Dean gave him a cocky grin. “I’ll try not to, Sunshine.”
He hesitated a moment before glancing at his dad, who was glaring a hole in his head. His heart still stuttered at the sight of him, and the air seemed more like water in his lungs, but he managed to keep his composure.
They had a stare down, Dad giving him a substantial look, like he was supposed to do something, but Dean couldn’t think of what he wanted from him.
“You boys get some sleep. We ride at dawn,” Dad said after Dean didn’t say anything.
Sam gave him a clap to the back before muttering goodnight, and Dean shuffled into his sweaty bed.
He missed the Bunker at that moment. He missed his memory foam mattress, his soft blankets, and the walls that were decorated with his guns.
But his family was whole for the first time in forever, so he couldn’t complain.
He jerked awake when someone grabbed his shoulder—which was weird because Sam and Cas knew not to touch him while he slept—and was halfway to his gun before he realized it was Sammy —not Sam —trying to get him awake.
It took a second for it all to come back, all the crazy nonsense that was his life.
Amara. Time-travel. Second Chance.
“Time to go, Dean,” Sam said impatiently.
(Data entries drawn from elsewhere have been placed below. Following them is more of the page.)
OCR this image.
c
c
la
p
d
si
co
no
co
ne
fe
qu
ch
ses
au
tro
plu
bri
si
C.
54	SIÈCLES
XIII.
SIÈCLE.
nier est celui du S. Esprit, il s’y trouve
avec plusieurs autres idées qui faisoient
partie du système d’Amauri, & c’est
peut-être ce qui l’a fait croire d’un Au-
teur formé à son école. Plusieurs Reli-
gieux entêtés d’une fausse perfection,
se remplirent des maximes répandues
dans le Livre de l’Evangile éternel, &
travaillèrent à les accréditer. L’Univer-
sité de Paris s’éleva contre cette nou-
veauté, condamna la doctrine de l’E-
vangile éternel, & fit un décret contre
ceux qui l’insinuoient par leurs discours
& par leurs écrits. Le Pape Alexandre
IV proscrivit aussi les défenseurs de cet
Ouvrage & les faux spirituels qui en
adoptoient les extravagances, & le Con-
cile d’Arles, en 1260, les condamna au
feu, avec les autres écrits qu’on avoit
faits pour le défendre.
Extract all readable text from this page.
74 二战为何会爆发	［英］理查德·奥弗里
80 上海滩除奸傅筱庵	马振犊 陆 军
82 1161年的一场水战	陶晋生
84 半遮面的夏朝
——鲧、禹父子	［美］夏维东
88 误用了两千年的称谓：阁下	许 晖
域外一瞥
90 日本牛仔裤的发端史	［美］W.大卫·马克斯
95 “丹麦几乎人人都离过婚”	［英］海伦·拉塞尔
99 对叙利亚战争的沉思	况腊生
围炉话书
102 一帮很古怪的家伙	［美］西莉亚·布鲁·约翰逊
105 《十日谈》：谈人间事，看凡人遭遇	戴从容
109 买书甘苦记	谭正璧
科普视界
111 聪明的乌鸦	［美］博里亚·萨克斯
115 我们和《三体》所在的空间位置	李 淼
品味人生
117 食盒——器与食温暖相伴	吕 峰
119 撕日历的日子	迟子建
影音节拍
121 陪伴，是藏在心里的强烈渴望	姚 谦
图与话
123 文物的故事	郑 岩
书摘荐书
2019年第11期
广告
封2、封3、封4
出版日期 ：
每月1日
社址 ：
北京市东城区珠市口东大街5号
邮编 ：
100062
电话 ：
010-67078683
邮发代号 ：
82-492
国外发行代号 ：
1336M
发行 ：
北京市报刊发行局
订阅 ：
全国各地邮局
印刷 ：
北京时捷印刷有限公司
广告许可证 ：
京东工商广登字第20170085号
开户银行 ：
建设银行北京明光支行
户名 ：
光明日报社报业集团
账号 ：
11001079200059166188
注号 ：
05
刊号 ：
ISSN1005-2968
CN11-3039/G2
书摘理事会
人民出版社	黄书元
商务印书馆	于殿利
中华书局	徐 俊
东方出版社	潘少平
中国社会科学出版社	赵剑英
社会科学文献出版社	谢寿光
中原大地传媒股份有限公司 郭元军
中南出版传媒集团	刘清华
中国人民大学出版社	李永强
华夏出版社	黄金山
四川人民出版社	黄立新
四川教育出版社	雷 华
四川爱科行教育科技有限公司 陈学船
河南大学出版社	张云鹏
He gave himself five seconds to readjust to this, to his baby brother being a child again, to his dad being freaking alive before he pushed himself up and slapped Sam away.
Sam glared at him petulantly.
Dean rolled his eyes and got out of bed, shoving on his boots. This was familiar. This was almost normal. Even in their ancient age, he and Sam still went about the same routine they had years ago.
The one thing that wasn’t normal, the one glaring difference that made his heart beat too fast and his hand tremble, was his dad.
He could sense his presence in the corner of the room, but he couldn’t make himself look over there. He couldn’t even point his body in that direction.
His relationship with his father was complicated, to say the least. He loved the man. He hated him. Dean felt like he had never really been the man's son , only a soldier. But all Dean knew was being a soldier, even after he was gone, so how could he judge him for it?
He had spent the years without him trying to grapple with everything he felt, but he never really came to a conclusion. After a while, he just shoved all his feelings into a box because he didn’t have enough mental energy to try and deal with his “feelings” while also saving the world and keeping his idiotic brother alive.
Dean grabbed his old duffle, which looked practically new, and followed Sam and his dad out the door.
His dad gave them brief orders—apparently, they were in North Carolina and heading to Vermont—before he got in his giant truck.
Sam threw him the keys to Baby, and he froze for a second.
It probably wouldn’t be the smartest thing to drive right now—the world still seemed fuzzy and staticy around the edges—but Sam was giving him one of his Looks, and he really couldn’t afford to let Sam or his dad getting suspicious, so he slapped on a grin and hopped in the driver's seat even as his gut rolled.
To keep his sanity, he slammed in a random cassette to distract his brain from his teenage brother, who had been in his thirties yesterday.
“You all right, Dean? You’re looking kinda pale,” Sam asked, voice ridiculously high pitched.
He was his brother.
But he also wasn’t.
Not the one he remembered.
“Yeah, I’m fine, still shaking off last night,” he said.
Sam hummed thoughtfully. “What did you dream about?”
Dean almost choked; he asked it so casually. In his time, Sam would corner him first, guilt trip him, and choose his words and time carefully so that he could manipulate him to the fullest extent.
His Sam was diabolical in his efforts to get him to “talk about his mental health.”
Sammy was…innocent. Naive.
And that made him smile.
“Some real freaky shit. Trust me, you don’t want to know,” he said.
Sam cracked a grin in the corner of his eye. “Alight, Mr. Macho Man, who can’t talk about feelings.”
This Sam could still smile easily and brightly, and that was something that Dean would die for.